新人議員は、立憲民主党から立候補している大和よしみ候補を除いては、全員無所属での出馬です。

ホームページを確認すると、左右のグラデーションは感じられるところはありますが、正式な会派参加までは、断定は控えたいと思います。

成田市議会選挙で「定数割れ」発生【まとめ】

4月21日に実施された成田市議会選挙について解説してきましたが、いかがでしたか?

今回紹介したこと
  • 2019年4月21日、統一地方選挙の一環として成田市議会選挙が実施。
  • 現職議員30名中23名が立候補、さらに新人候補11人が立候補。30の議席を34名の候補者が争う選挙となりました。
  • 最終的な投票率は45.44%。前回の48.41%から約3ポイント下がりました。
  • 立候補した現職議員23名は全員が当選、新人候補は6名当選、5名は法定得票数に届かず落選。成田市議会は当選29名と定数割れの状態となりました。
  • 成田市議会の会派構成については、与党系の比率が約6割と選挙の前後でほぼ変わらず。新人議員がどの会派に所属するのか、注目されます。

今回の成田市議会選挙は、法定得票数に届かず「定数割れ」となったことで、全国的にも報道される事態となりました。
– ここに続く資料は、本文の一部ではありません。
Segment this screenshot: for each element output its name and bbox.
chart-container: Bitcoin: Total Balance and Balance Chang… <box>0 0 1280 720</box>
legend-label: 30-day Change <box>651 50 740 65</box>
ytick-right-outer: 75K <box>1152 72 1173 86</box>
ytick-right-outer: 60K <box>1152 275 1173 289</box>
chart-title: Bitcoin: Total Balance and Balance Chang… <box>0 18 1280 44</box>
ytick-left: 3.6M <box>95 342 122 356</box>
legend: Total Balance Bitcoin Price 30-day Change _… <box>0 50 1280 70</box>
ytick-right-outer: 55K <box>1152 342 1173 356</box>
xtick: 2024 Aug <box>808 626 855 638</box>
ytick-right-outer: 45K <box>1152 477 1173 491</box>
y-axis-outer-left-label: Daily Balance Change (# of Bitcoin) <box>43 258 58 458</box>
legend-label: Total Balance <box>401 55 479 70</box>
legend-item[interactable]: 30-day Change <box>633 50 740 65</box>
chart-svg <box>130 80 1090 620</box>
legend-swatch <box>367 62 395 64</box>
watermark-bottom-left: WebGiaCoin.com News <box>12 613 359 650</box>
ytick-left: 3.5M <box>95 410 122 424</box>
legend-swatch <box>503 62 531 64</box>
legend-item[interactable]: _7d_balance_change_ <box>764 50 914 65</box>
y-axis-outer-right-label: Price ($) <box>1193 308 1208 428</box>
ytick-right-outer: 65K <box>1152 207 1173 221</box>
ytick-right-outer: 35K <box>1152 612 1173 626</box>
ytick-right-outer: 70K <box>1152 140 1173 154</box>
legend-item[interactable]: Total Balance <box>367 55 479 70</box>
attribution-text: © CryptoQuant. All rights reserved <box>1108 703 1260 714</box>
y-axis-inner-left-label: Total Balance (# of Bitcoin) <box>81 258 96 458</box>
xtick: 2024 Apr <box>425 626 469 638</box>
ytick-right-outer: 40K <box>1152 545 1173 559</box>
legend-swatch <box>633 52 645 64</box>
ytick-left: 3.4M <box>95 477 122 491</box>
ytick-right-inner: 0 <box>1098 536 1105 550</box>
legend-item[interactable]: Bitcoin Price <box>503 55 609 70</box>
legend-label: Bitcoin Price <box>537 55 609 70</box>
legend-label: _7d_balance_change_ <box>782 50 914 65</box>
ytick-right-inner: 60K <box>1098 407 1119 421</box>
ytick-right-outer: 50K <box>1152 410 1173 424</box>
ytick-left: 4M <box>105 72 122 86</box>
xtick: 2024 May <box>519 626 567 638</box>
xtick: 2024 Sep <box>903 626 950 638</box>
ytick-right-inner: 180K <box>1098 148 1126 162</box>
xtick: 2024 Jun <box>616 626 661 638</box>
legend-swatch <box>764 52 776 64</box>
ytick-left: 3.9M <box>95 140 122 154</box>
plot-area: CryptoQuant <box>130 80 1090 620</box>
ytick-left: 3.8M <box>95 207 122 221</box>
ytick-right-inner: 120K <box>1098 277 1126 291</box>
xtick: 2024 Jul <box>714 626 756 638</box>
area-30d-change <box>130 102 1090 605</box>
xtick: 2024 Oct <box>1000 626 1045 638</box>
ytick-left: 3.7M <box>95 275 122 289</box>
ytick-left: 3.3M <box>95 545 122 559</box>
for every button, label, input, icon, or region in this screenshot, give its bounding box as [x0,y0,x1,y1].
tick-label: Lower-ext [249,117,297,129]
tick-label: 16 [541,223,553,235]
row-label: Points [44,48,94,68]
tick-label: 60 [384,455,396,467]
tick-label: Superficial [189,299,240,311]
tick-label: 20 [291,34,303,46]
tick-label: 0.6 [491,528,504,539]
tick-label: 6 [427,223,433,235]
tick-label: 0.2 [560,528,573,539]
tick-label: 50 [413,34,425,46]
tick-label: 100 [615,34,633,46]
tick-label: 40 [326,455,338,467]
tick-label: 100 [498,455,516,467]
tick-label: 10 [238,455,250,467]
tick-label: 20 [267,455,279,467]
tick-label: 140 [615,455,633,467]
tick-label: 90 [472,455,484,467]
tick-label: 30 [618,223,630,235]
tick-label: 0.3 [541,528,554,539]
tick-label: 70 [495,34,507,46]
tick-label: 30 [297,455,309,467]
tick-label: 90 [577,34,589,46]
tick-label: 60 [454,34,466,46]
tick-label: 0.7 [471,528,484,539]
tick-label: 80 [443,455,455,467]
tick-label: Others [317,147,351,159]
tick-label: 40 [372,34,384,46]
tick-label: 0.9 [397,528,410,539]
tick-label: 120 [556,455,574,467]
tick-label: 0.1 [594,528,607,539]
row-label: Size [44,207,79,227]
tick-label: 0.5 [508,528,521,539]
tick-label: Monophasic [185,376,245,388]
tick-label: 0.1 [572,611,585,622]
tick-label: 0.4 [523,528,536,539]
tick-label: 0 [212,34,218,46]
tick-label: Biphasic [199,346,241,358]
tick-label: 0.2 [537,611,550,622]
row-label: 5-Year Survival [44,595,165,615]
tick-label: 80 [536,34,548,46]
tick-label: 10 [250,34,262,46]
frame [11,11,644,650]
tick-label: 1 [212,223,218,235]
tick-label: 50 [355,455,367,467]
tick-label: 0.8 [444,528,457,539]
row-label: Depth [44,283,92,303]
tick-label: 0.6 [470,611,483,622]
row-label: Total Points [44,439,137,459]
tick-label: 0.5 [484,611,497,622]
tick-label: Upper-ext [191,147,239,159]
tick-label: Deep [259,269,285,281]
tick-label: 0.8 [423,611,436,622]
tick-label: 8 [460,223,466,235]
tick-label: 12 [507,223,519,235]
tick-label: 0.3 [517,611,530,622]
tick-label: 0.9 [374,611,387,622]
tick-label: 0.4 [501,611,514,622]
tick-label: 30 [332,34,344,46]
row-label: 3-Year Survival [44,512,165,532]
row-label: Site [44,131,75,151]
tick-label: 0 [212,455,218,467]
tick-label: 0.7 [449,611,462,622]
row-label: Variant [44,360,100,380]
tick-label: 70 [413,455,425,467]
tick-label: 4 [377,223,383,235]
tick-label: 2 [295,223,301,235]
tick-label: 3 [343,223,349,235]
投票率も45.44%と、総務省が発表した統一地方選後半戦の283市議選での平均投票率、45.57%を下回る結果に…。

今回調査してみて強く感じましたが、候補者側の情報発信が現代のネット社会に適応していないことにも原因があると思います。

候補者のホームページを見ても、訴える政策が分かり難いことも少なくなく、そもそもホームページを開設していない候補者も見られます。

地方政治の状況を有権者にどのように伝えていくのか、メディア側の課題も大きいのではないでしょうか…。

私たち『お金節約.com』編集部も、一市民として何ができるのか、考えて行きたいと思います!